Trump faz ameaças ao Irã e diz que vai fazer país 'voltar à Idade da Pedra, onde eles pertencem'
O presidente dos Estados Unidos, Donald Trump, fez diversas ameaças ao Irã durante seu discurso televisionado no fim da noite dessa quarta-feira (1). Ele alertou, por exemplo, que os EUA poderiam atingir todas as usinas de energia elétrica do Irã e até insinuou ataques contra a indústria petrolífera do país caso não haja acordo entre Washington e Teerã.
'Se não houver acordo, vamos atacar cada uma de suas usinas de geração de energia elétrica, com muita força e provavelmente simultaneamente. Não atingimos o petróleo deles, embora esse seja o alvo mais fácil de todos, porque isso não lhes daria nem uma pequena chance de sobrevivência ou reconstrução. Mas poderíamos o atingir e ele acabaria, e não haveria nada que eles pudessem fazer a respeito'.
Trump também afirmou que a mudança de regime nunca foi o objetivo dos Estados Unidos no Irã. Porém, defende ele, ela ocorreu por 'morte dos líderes originais'.
Com isso, o presidente americano defendeu que os ataques seguirão por mais algumas semanas e prometeu fazer o país 'voltar à Idade da Pedra'.
'Vamos atacá-los com extrema força nas próximas duas ou três semanas, vamos fazê-los voltar à Idade da Pedra, onde eles pertencem'.
Sem fazer um anúncio objetivo sobre os rumos da guerra, Trump reafirmou que o conflito vai durar mais duas ou três semanas. O presidente americano tem enfrentado uma queda na popularidade com a dos preços do petróleo e da gasolina no mercado americano.
Em uma pesquisa Reuters/Ipsos realizada de sexta-feira a domingo, 60% dos eleitores disseram que desaprovavam a guerra, enquanto 35% a aprovavam. Cerca de 66% dos entrevistados disseram que os Estados Unidos deveriam trabalhar para encerrar rapidamente seu envolvimento na guerra, mesmo que isso signifique não atingir as metas estabelecidas pelo governo.

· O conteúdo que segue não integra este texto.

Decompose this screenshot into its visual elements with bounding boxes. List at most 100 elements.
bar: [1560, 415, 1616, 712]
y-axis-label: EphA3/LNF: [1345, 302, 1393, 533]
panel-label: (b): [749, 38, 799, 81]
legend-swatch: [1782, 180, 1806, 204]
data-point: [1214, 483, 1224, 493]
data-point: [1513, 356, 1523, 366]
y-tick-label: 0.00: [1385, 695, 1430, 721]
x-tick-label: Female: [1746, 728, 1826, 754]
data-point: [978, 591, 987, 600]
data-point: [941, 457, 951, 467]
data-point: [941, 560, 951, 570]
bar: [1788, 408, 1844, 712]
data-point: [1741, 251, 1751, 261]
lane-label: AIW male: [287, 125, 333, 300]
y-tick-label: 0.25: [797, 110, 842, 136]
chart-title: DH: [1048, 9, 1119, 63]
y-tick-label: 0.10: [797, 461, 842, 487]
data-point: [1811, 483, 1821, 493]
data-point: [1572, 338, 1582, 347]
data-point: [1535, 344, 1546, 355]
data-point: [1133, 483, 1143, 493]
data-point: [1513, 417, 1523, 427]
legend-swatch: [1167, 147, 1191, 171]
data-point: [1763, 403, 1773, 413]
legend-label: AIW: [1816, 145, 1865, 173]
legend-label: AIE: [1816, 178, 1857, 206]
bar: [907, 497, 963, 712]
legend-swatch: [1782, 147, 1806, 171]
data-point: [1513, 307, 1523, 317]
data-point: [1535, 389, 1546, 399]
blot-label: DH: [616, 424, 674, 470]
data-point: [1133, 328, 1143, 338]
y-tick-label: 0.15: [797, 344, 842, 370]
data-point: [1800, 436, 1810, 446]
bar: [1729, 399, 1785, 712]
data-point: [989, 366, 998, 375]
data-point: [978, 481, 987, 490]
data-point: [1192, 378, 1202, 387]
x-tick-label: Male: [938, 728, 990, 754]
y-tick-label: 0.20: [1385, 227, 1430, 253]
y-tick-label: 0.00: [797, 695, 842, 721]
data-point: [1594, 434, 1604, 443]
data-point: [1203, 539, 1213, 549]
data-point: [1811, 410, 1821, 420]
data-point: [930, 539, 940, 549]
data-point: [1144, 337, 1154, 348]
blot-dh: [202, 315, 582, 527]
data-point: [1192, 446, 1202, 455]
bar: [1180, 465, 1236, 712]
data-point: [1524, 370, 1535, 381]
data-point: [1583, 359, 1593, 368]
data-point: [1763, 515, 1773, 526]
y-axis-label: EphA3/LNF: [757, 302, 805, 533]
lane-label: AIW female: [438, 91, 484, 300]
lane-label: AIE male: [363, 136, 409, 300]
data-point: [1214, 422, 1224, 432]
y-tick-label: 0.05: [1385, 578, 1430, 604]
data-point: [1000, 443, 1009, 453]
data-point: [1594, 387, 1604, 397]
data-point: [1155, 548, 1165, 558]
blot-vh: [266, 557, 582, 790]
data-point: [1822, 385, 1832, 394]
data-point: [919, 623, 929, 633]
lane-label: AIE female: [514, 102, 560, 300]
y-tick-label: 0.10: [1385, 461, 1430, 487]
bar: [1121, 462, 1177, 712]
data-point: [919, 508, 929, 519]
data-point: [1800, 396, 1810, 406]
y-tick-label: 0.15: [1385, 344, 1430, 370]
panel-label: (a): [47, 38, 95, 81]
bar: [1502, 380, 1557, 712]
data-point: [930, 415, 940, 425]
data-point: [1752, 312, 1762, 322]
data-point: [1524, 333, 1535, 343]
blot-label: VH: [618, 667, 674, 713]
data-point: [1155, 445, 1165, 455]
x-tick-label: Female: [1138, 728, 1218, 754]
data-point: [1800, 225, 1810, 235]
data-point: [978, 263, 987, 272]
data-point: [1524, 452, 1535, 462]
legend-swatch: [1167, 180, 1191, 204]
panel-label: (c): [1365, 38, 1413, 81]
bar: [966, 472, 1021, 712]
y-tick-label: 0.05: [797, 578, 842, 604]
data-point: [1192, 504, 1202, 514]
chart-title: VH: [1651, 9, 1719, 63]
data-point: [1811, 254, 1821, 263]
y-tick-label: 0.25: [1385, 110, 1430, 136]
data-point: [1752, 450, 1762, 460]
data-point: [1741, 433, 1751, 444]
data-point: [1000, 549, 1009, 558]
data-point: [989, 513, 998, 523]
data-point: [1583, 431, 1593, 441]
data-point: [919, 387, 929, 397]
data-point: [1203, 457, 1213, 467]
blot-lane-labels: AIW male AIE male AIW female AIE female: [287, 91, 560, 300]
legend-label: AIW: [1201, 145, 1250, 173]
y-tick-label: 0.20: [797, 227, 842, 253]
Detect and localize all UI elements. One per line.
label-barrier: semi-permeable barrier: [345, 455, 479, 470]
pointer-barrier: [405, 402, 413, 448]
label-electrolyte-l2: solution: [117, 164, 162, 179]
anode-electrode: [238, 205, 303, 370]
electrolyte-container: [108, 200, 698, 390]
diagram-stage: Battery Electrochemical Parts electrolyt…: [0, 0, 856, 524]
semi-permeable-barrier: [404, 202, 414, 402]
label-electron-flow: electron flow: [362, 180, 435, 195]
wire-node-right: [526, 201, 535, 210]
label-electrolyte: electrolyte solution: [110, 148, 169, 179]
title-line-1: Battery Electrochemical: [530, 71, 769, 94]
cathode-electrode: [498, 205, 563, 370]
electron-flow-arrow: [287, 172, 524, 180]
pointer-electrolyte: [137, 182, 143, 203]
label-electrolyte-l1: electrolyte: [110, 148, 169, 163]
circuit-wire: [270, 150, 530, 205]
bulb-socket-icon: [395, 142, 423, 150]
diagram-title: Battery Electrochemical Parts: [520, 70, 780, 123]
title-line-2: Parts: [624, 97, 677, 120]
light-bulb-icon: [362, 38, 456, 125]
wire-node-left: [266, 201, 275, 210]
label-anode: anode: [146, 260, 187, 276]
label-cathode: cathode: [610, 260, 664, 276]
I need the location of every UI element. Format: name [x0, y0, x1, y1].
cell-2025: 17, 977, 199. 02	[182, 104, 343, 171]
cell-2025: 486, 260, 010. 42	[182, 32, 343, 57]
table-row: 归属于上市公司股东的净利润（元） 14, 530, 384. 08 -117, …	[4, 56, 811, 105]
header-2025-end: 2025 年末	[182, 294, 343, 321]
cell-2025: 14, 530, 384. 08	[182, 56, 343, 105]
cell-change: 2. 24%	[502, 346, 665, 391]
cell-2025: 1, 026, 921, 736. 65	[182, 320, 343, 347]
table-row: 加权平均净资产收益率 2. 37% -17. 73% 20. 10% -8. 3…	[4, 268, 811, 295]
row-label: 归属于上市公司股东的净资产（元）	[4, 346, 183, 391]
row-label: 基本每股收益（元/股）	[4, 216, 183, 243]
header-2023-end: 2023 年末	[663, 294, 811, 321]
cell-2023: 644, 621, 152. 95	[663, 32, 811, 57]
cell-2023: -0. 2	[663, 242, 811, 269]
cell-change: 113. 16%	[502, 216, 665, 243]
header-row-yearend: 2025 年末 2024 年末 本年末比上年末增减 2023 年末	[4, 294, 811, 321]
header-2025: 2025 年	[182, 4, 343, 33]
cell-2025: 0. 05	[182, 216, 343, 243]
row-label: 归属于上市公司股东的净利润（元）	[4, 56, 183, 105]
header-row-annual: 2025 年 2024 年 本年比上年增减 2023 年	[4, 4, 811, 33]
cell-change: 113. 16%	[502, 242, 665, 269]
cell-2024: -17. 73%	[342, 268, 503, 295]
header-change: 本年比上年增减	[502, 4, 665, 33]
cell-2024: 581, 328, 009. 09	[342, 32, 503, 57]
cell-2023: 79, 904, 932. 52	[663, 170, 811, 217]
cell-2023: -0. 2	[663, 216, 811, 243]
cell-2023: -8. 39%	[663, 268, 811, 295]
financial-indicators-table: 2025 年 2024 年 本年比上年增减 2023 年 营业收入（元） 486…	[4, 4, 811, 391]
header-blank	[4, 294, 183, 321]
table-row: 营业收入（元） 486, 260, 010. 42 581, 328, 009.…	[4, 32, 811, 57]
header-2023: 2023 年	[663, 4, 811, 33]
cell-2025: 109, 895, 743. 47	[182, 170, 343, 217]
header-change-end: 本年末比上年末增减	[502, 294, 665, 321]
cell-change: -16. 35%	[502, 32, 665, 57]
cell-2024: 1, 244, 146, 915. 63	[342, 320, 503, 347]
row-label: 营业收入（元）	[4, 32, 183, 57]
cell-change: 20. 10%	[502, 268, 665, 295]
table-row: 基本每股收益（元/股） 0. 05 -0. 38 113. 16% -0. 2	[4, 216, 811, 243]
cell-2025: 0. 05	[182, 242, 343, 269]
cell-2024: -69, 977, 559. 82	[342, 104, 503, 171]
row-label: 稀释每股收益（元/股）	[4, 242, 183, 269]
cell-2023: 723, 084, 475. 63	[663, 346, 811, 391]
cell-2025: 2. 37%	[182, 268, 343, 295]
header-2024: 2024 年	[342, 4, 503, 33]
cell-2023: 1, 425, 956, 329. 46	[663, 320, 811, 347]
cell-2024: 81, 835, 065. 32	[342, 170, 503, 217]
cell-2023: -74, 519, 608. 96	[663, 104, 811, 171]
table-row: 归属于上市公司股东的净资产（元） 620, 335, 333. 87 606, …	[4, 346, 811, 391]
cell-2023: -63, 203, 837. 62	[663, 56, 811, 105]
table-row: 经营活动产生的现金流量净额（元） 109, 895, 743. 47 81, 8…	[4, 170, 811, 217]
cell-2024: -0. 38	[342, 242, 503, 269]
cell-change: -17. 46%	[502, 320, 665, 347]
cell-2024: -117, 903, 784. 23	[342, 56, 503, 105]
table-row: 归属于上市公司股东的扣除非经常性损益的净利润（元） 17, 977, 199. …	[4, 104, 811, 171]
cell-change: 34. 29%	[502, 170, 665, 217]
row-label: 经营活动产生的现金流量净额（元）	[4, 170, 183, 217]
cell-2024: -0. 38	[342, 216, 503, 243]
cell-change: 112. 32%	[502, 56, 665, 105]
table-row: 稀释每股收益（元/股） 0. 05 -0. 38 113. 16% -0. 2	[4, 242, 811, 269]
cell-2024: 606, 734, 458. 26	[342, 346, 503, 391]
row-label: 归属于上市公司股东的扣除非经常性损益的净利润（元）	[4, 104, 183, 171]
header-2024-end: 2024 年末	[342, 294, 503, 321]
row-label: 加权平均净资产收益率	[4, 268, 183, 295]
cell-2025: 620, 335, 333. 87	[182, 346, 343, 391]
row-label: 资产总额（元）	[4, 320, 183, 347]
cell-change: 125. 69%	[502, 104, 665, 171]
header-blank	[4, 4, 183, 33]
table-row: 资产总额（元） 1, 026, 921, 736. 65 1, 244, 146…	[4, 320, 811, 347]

Ao declarar vitória e dizer que destruiu a capacidade de Teerã realizar um ataque contra o país, Trump minimizou a alta no preço dos combustíveis e afirmou que a reabertura do Estreito de Ormuz interessa mais aos países europeus.
Destruição no Irã após ataques dos Estados Unidos e de Israel.
Iranian Red Crescent / AFP
O presidente americano disse, porém, que após a guerra a passagem por onde circula 20% da produção mundial de petróleo “vai reabrir naturalmente”.
Donald Trump ainda classificou o novo grupo que assumiu o Irã após a morte do aiatolá Ali Khamenei de “menos radical e mais razoável”.
O republicano fez uma ameaça e disse que, se não houver acordo, irá atingir cada uma das usinas de geração de energia iranianas.
Em resposta ao discurso de Trump, o porta-voz do Comando das Forças Armadas do Irã afirmou que a guerra vai continuar até a rendição e o arrependimento do inimigo.
Irã nega acordo
Novo líder supremo do Irã, Mojtaba Khamenei.
HAMED JAFARNEJAD/INSA/AFP
Antes do pronunciamento, o Irã negou ter apresentado uma proposta de cessar-fogo na guerra contra os Estados Unidos.
De acordo com o porta-voz do Ministério das Relações Exteriores iraniano, a declaração dada por Donald Trump é 'falsa e sem fundamento'.
O republicano havia afirmado que o país do Oriente Médio fez o pedido de trégua e que a solicitação será aceita se o Estreito de Ormuz estiver aberto, livre e desobstruído.
Segundo ele, até lá, o Irã será bombardeado até a 'completa destruição' ou o que chamou de 'volta à Idade da Pedra'.
O Estreito de Ormuz foi fechado no início do conflito. O chefe do Comitê de Segurança Nacional do Parlamento iraniano afirmou nesta quarta que a rota certamente será reaberta, mas não para os Estados Unidos, e sim 'para aqueles que cumprirem as novas leis do Irã'.